Secara diskursif (Foucault), mereka menjadi bagian dari mekanisme kekuasaan yang memproduksi dan menyebarkan “kebenaran.” Secara kultural (Baudrillard), mereka hidup dalam dunia citra yang membuat batas antara realitas dan representasi mengabur.

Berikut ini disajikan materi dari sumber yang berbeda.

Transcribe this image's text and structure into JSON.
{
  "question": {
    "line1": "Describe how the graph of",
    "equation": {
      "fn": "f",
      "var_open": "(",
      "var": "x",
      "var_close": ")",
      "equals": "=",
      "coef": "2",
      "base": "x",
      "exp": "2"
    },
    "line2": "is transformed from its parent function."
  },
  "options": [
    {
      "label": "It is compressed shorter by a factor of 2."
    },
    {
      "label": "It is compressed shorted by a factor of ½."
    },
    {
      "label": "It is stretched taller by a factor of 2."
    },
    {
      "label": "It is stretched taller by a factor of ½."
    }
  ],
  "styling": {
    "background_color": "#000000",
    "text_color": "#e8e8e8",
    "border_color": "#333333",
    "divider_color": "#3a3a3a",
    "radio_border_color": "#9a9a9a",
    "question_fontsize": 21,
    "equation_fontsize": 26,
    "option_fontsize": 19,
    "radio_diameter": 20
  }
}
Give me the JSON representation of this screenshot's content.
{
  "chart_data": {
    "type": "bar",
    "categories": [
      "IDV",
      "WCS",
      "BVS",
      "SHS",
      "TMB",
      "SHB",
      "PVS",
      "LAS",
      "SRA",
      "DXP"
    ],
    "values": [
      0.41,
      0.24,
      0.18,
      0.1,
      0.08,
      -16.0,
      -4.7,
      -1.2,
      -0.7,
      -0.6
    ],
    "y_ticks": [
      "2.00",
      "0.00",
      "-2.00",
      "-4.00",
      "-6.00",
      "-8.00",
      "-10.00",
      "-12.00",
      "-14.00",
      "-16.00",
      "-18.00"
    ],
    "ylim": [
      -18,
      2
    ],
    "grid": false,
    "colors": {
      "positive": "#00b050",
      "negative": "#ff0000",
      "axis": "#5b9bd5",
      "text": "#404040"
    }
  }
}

Dengan demikian, pembelaan terhadap Gubernur Sherly Tjoanda bukan semata soal loyalitas politik, tapi juga refleksi dari bagaimana manusia modern berhubungan dengan kekuasaan dan kebenaran di era media sosial. Dalam ruang digital yang penuh algoritma, “nalar” bukan lagi hasil refleksi rasional, melainkan hasil dari interaksi antara habitus sosial, wacana kekuasaan, dan citra hiperrealitas.
Dari Pembela ke Refleksi
Fenomena netizen pembela memberi cermin bagi masyarakat kita: bagaimana kekuasaan bekerja secara halus melalui kebiasaan, wacana, dan citra. Dalam kacamata Bourdieu, pembelaan itu adalah reproduksi struktur sosial yang sudah mapan. Dalam pandangan Foucault, ia adalah bagian dari operasi kekuasaan yang tersebar. Sedangkan dalam dunia Baudrillard, ia hanyalah pantulan dari citra-citra politik yang menggantikan realitas.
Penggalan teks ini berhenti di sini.